New Directions: A Future of Neuroplastic Network Science
As psychedelics become an established tool in mental health treatment, the long-term effects on brain connectivity and the reconfiguration of the DMN will inevitably become streamlined. Incorporating connectomic biomarkers into both drug development and clinical practice will be essential, as these provide the only cutting-edge and low-cost insights into functional neuroplasticity. Next, collecting metadata on brain network alterations and linking it to patient outcomes will establish a continuous innovation feedback loop, informing the development of additional tailored and effective treatments.
Psychedleic drug development will opens the door to a new science of rewiring the brain, akin to developmental neuroscience.

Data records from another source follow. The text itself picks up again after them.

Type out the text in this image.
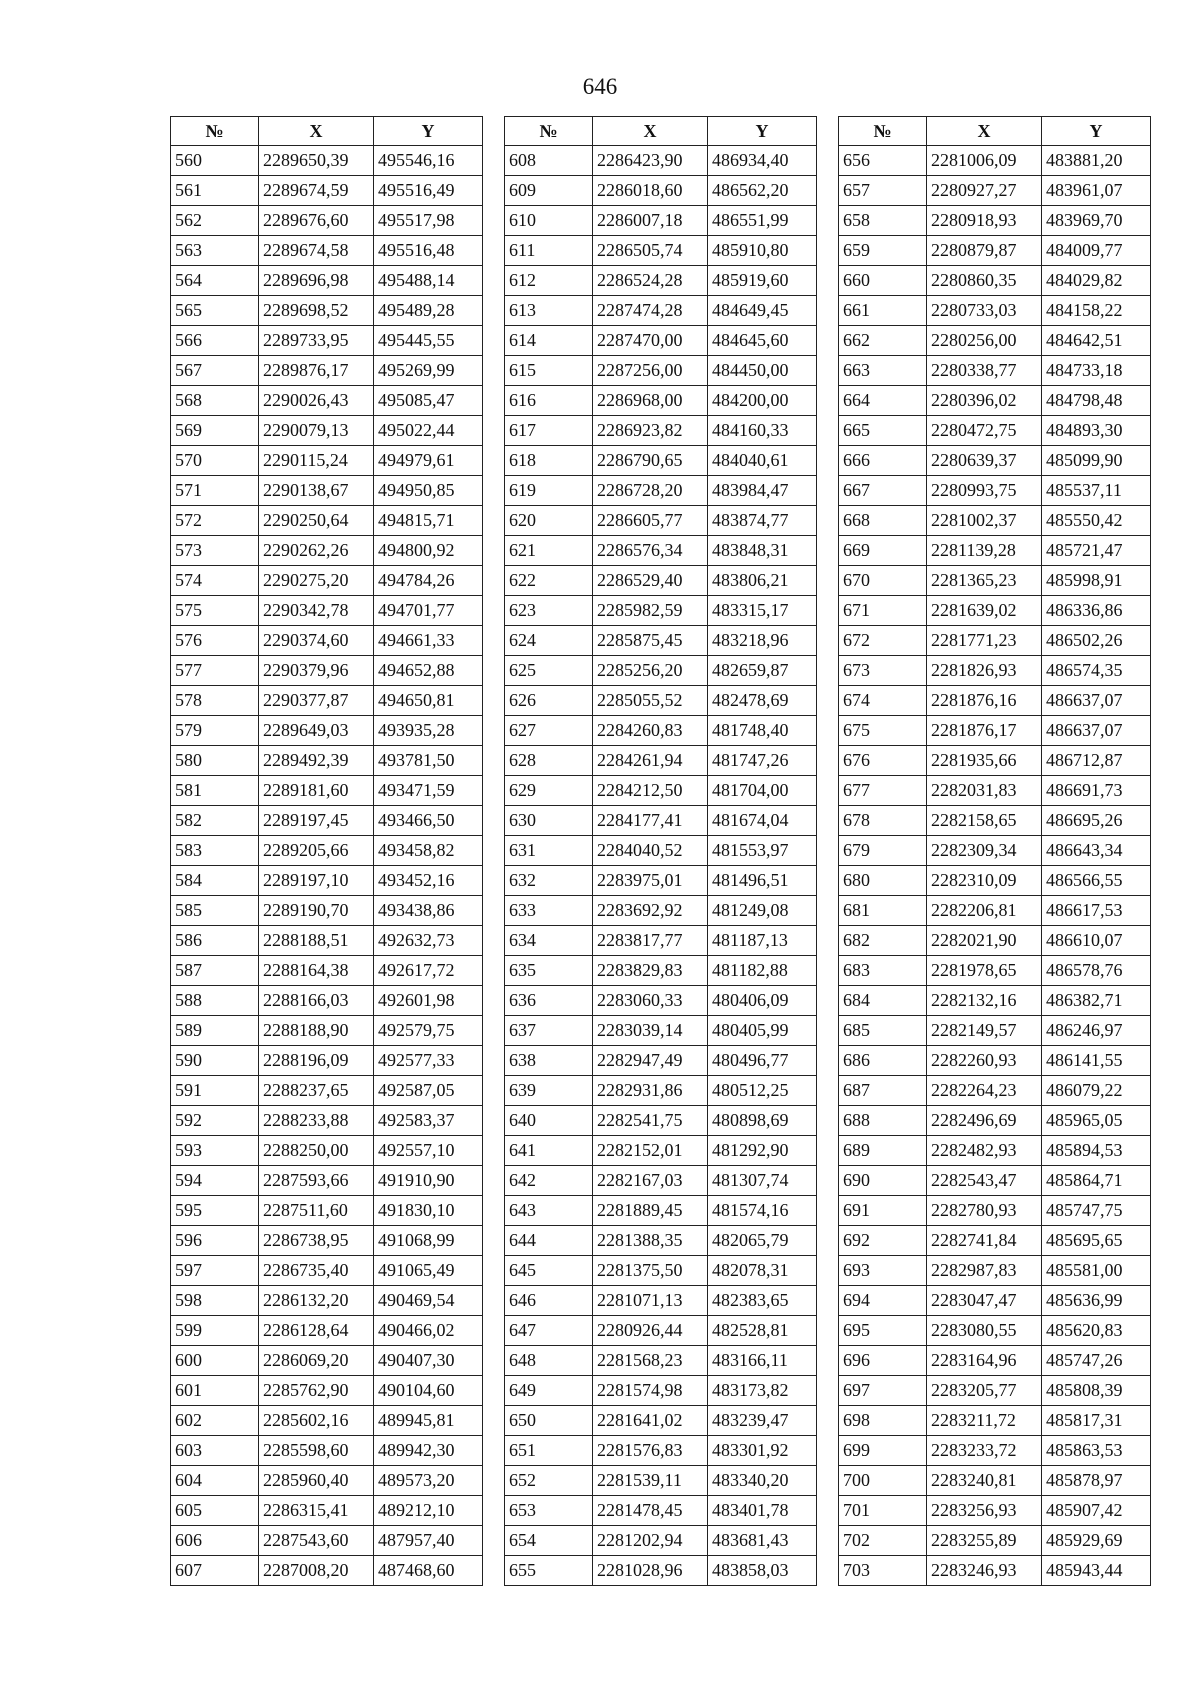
646
№	X	Y
560	2289650,39	495546,16
561	2289674,59	495516,49
562	2289676,60	495517,98
563	2289674,58	495516,48
564	2289696,98	495488,14
565	2289698,52	495489,28
566	2289733,95	495445,55
567	2289876,17	495269,99
568	2290026,43	495085,47
569	2290079,13	495022,44
570	2290115,24	494979,61
571	2290138,67	494950,85
572	2290250,64	494815,71
573	2290262,26	494800,92
574	2290275,20	494784,26
575	2290342,78	494701,77
576	2290374,60	494661,33
577	2290379,96	494652,88
578	2290377,87	494650,81
579	2289649,03	493935,28
580	2289492,39	493781,50
581	2289181,60	493471,59
582	2289197,45	493466,50
583	2289205,66	493458,82
584	2289197,10	493452,16
585	2289190,70	493438,86
586	2288188,51	492632,73
587	2288164,38	492617,72
588	2288166,03	492601,98
589	2288188,90	492579,75
590	2288196,09	492577,33
591	2288237,65	492587,05
592	2288233,88	492583,37
593	2288250,00	492557,10
594	2287593,66	491910,90
595	2287511,60	491830,10
596	2286738,95	491068,99
597	2286735,40	491065,49
598	2286132,20	490469,54
599	2286128,64	490466,02
600	2286069,20	490407,30
601	2285762,90	490104,60
602	2285602,16	489945,81
603	2285598,60	489942,30
604	2285960,40	489573,20
605	2286315,41	489212,10
606	2287543,60	487957,40
607	2287008,20	487468,60
№	X	Y
608	2286423,90	486934,40
609	2286018,60	486562,20
610	2286007,18	486551,99
611	2286505,74	485910,80
612	2286524,28	485919,60
613	2287474,28	484649,45
614	2287470,00	484645,60
615	2287256,00	484450,00
616	2286968,00	484200,00
617	2286923,82	484160,33
618	2286790,65	484040,61
619	2286728,20	483984,47
620	2286605,77	483874,77
621	2286576,34	483848,31
622	2286529,40	483806,21
623	2285982,59	483315,17
624	2285875,45	483218,96
625	2285256,20	482659,87
626	2285055,52	482478,69
627	2284260,83	481748,40
628	2284261,94	481747,26
629	2284212,50	481704,00
630	2284177,41	481674,04
631	2284040,52	481553,97
632	2283975,01	481496,51
633	2283692,92	481249,08
634	2283817,77	481187,13
635	2283829,83	481182,88
636	2283060,33	480406,09
637	2283039,14	480405,99
638	2282947,49	480496,77
639	2282931,86	480512,25
640	2282541,75	480898,69
641	2282152,01	481292,90
642	2282167,03	481307,74
643	2281889,45	481574,16
644	2281388,35	482065,79
645	2281375,50	482078,31
646	2281071,13	482383,65
647	2280926,44	482528,81
648	2281568,23	483166,11
649	2281574,98	483173,82
650	2281641,02	483239,47
651	2281576,83	483301,92
652	2281539,11	483340,20
653	2281478,45	483401,78
654	2281202,94	483681,43
655	2281028,96	483858,03
№	X	Y
656	2281006,09	483881,20
657	2280927,27	483961,07
658	2280918,93	483969,70
659	2280879,87	484009,77
660	2280860,35	484029,82
661	2280733,03	484158,22
662	2280256,00	484642,51
663	2280338,77	484733,18
664	2280396,02	484798,48
665	2280472,75	484893,30
666	2280639,37	485099,90
667	2280993,75	485537,11
668	2281002,37	485550,42
669	2281139,28	485721,47
670	2281365,23	485998,91
671	2281639,02	486336,86
672	2281771,23	486502,26
673	2281826,93	486574,35
674	2281876,16	486637,07
675	2281876,17	486637,07
676	2281935,66	486712,87
677	2282031,83	486691,73
678	2282158,65	486695,26
679	2282309,34	486643,34
680	2282310,09	486566,55
681	2282206,81	486617,53
682	2282021,90	486610,07
683	2281978,65	486578,76
684	2282132,16	486382,71
685	2282149,57	486246,97
686	2282260,93	486141,55
687	2282264,23	486079,22
688	2282496,69	485965,05
689	2282482,93	485894,53
690	2282543,47	485864,71
691	2282780,93	485747,75
692	2282741,84	485695,65
693	2282987,83	485581,00
694	2283047,47	485636,99
695	2283080,55	485620,83
696	2283164,96	485747,26
697	2283205,77	485808,39
698	2283211,72	485817,31
699	2283233,72	485863,53
700	2283240,81	485878,97
701	2283256,93	485907,42
702	2283255,89	485929,69
703	2283246,93	485943,44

Just as developmental neuroscience traces how the brain matures and adapts over time, psychedelics provide a unique opportunity to study these transformative processes in the adult brain. The elements of dissolution, emergence, and therapeutic context can be identified and systematically researched, shedding light on how the self is continually redefined by both biological and psychological factors.
Traditional diagnostic systems like the DSM and ICD have long been used to classify mental health conditions, but they fail to capture the complexity of scientific correlates of self-identity and brain function required in the context of psychedelics. We need a new conceptual framework. The Research Domain Criteria (RDoC) framework offers the next best dimensional approach that moves beyond traditional diagnostic categories, considering underlying biological and behavioral constructs and mapping across genes, brain circuits, and behaviors. A similar yet more appropriate multidimensional approach is essential for laying the foundation for the future of psychedelics and for a personalized approach to mental health methods where the sense of self is targeted.
Ultimately, while mistakes are inevitable in the short term, studying the psychedelic-shaped self also opens up exciting possibilities for metacognitive exploration.
The exploration of the psychedelic-shaped self will likely provide insights into the neuroscience of neural networks while also touching on philosophical and psychological dimensions of self-awareness. The lessons learned through psychedelic research could pave the way for deepening new avenues to self-awareness, expanding cognitive flexibility, and fostering personal growth. These insights may ultimately lead to novel approaches to mental health and self-development that extend far beyond the realm of psychedelics themselves.